1. Field of the Invention
The present invention relates to the field of image signal processors for processing an image as electric signals.
2. Description of the Prior Art
A copying machine wherein an original image is read photoelectrically by a solid-state image pickup device, typically a CCD (Charge Coupled Device), and image recording is performed based on thus read-out signals, that is, a so-called digital copying machine, has been proposed. Some copying machines provide image file and image transmission functions in addition to the copying functions such as above.

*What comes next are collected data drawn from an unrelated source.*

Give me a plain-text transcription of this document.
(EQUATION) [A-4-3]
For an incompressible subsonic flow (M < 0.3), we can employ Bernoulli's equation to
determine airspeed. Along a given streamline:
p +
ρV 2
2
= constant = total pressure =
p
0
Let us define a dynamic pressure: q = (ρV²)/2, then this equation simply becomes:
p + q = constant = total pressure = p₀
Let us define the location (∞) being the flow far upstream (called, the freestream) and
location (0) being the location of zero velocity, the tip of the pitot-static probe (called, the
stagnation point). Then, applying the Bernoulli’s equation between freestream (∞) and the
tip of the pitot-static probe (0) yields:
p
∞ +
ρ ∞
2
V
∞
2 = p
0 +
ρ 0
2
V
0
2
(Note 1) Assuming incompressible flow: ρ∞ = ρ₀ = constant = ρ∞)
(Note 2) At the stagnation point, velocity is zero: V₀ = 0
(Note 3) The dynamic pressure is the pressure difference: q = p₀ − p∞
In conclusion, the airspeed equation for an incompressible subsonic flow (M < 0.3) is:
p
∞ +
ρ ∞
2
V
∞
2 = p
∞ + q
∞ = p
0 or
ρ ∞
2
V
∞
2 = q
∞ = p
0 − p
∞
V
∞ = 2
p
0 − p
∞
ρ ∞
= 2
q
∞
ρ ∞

Many machines of this kind are those for regenerating the gradation characteristic of a halftone image, typically of a photograph, in the original artificially by the dither method, and it is generally known to perform the so-called gamma correction by properly selecting from among threshold values forming the dither matrix for the 1:1 correspondence between the density of the original and the density of the reproduced image.

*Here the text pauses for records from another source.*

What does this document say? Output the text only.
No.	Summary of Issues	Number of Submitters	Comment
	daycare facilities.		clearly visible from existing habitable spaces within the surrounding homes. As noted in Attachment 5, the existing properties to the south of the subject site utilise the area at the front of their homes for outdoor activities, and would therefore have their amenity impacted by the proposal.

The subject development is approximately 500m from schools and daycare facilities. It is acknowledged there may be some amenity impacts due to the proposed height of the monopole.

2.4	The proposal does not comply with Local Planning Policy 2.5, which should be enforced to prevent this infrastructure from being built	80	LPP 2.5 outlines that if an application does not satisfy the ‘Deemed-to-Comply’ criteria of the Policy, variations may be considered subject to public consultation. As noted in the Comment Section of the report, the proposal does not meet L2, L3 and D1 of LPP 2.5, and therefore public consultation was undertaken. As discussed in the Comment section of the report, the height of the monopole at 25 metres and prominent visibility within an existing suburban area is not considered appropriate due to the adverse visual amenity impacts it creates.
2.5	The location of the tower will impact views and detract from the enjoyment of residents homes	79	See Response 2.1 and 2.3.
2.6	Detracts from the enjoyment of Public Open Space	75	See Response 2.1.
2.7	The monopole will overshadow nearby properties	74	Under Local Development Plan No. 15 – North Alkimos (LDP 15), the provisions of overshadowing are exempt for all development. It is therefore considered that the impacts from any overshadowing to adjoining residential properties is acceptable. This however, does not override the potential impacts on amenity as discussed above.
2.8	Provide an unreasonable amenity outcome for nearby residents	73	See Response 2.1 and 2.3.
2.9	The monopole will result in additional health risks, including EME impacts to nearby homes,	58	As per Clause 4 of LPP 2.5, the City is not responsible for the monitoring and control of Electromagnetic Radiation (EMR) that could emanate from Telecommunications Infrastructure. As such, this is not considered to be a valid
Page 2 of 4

FIG. 1 illustrates the image reproduction characteristics according to the above gamma correction. Area 1 shows a density detection characteristic (reader characteristic) in relation to the original density D.sub.0 and the output V of a solid-state image pickup device, and there an example is shown that an analog signal of 0 V is generated when D.sub.0 =0.1 and one of about 1.0 V is generated when D.sub.0 =2.0 (that is, black) is shown. Area 3 shows a printer characteristic which is the relationship between the number of dots K per unit area (hereinafter referred to as the cumulative frequency) and the density Dp of the reproduced image, and it is shown that by printing 16 dots in a unit area the density Dp becomes 2.0 (that is, black) and that image reproduction becomes possible at the density of Dp=0.1 by printing no dots. Here, an example showing that as many as 16 levels of density can be obtained by the use of a 4.times.4 dither matrix is given. Area 2 shows a dither characteristic, and shows a curve to determine the number of dots (up to a range of zero to 16 dots) which should be printed for achieving the image reproduction of the density equal to the original density for a density signal detected within the output range from 0 V to 1.0 V of the solid-state image pickup device.

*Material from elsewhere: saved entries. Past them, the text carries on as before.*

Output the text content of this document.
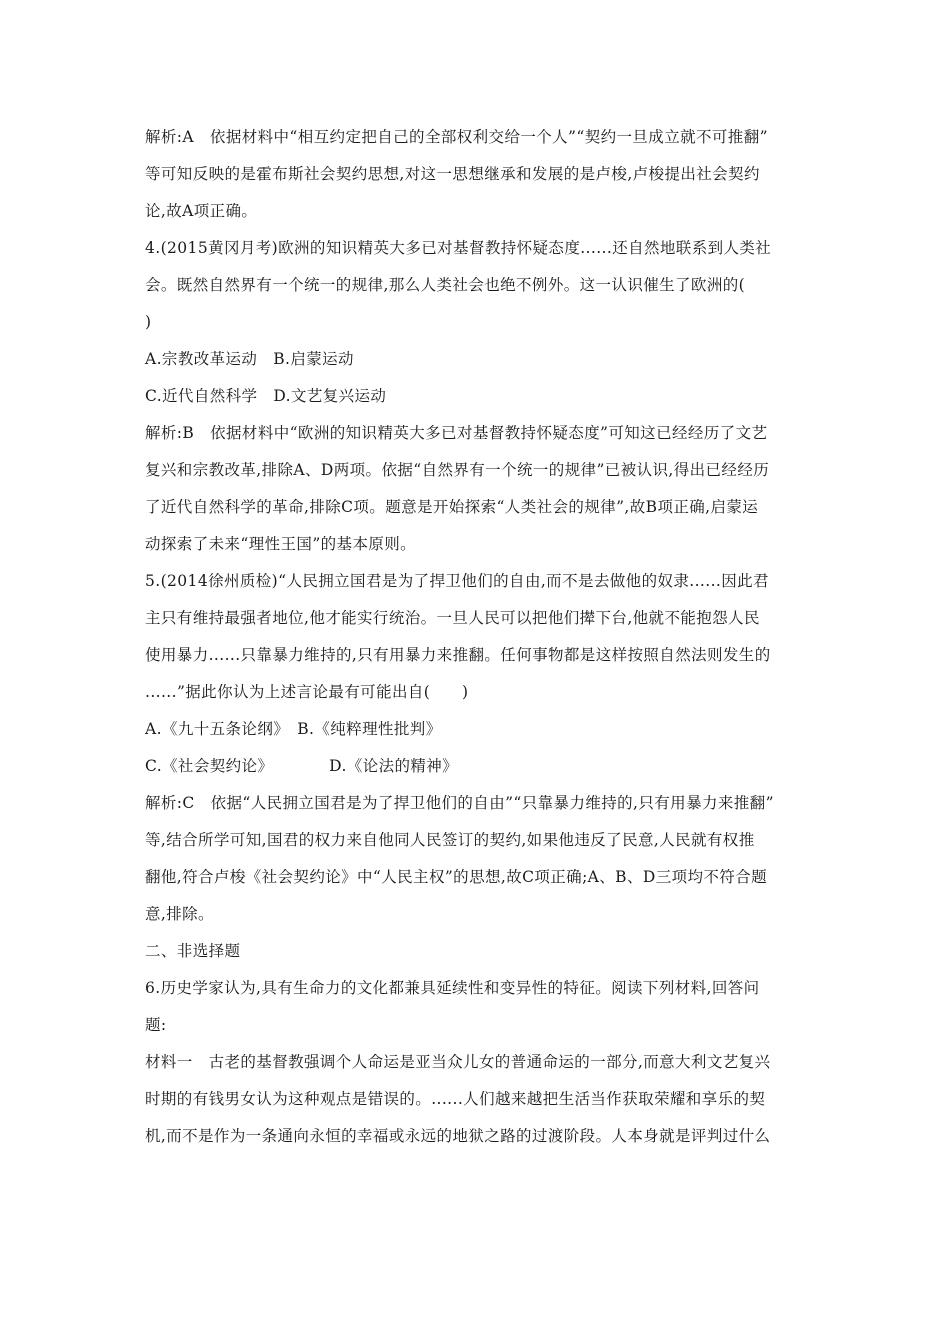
解析:A　依据材料中“相互约定把自己的全部权利交给一个人”“契约一旦成立就不可推翻”
等可知反映的是霍布斯社会契约思想,对这一思想继承和发展的是卢梭,卢梭提出社会契约
论,故A项正确。
4.(2015黄冈月考)欧洲的知识精英大多已对基督教持怀疑态度......还自然地联系到人类社
会。既然自然界有一个统一的规律,那么人类社会也绝不例外。这一认识催生了欧洲的(
)
A.宗教改革运动　B.启蒙运动
C.近代自然科学　D.文艺复兴运动
解析:B　依据材料中“欧洲的知识精英大多已对基督教持怀疑态度”可知这已经经历了文艺
复兴和宗教改革,排除A、D两项。依据“自然界有一个统一的规律”已被认识,得出已经经历
了近代自然科学的革命,排除C项。题意是开始探索“人类社会的规律”,故B项正确,启蒙运
动探索了未来“理性王国”的基本原则。
5.(2014徐州质检)“人民拥立国君是为了捍卫他们的自由,而不是去做他的奴隶......因此君
主只有维持最强者地位,他才能实行统治。一旦人民可以把他们撵下台,他就不能抱怨人民
使用暴力......只靠暴力维持的,只有用暴力来推翻。任何事物都是这样按照自然法则发生的
......”据此你认为上述言论最有可能出自(　　)
A.《九十五条论纲》　B.《纯粹理性批判》
C.《社会契约论》　　　　D.《论法的精神》
解析:C　依据“人民拥立国君是为了捍卫他们的自由”“只靠暴力维持的,只有用暴力来推翻”
等,结合所学可知,国君的权力来自他同人民签订的契约,如果他违反了民意,人民就有权推
翻他,符合卢梭《社会契约论》中“人民主权”的思想,故C项正确;A、B、D三项均不符合题
意,排除。
二、非选择题
6.历史学家认为,具有生命力的文化都兼具延续性和变异性的特征。阅读下列材料,回答问
题:
材料一　古老的基督教强调个人命运是亚当众儿女的普通命运的一部分,而意大利文艺复兴
时期的有钱男女认为这种观点是错误的。......人们越来越把生活当作获取荣耀和享乐的契
机,而不是作为一条通向永恒的幸福或永远的地狱之路的过渡阶段。人本身就是评判过什么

Accordingly, now, when an original density Dd (shown in FIG. 1) has been detected, it is known how the density of reproduced image equal thereto can be obtained in the area 4 by following an arrow.
On the other hand, if the density relationship between a desired reproduced image and the original is given in the area 4, any desired dither characteristic (gamma correction curve) in the area 2 can be set considering the reader and printer characteristic curves of the areas 1 and 3.
Generally, for realizing the density of 16 gradations by the dither method, an analog video signal indicating the original density is converted to a digital value, and binary data indicating whether or not dots are to be printed is formed by comparing the resultant digital value with the threshold values (dither pattern threshold value group) stored in a advance in a memory. That is, the analog signal is converted to a binary signal. Here, for the gamma correction using a curve required in the area 2, it is necessary that a video signal be digitized by the resolution of at least the reproduced image density levels (16 levels in this example), and the larger the number of levels, the more abruptly changing a curve in the area 2 can be realized in the digital fashion.
As can be seen for the characteristic in the area 2, however, even if digitization is made to a great many levels, the output change factor in the intermediate area of 0 to 1 V is small so that there is no favorable effect of digitizing to many levels, and providing a multi-level A/D converter is of little benefit.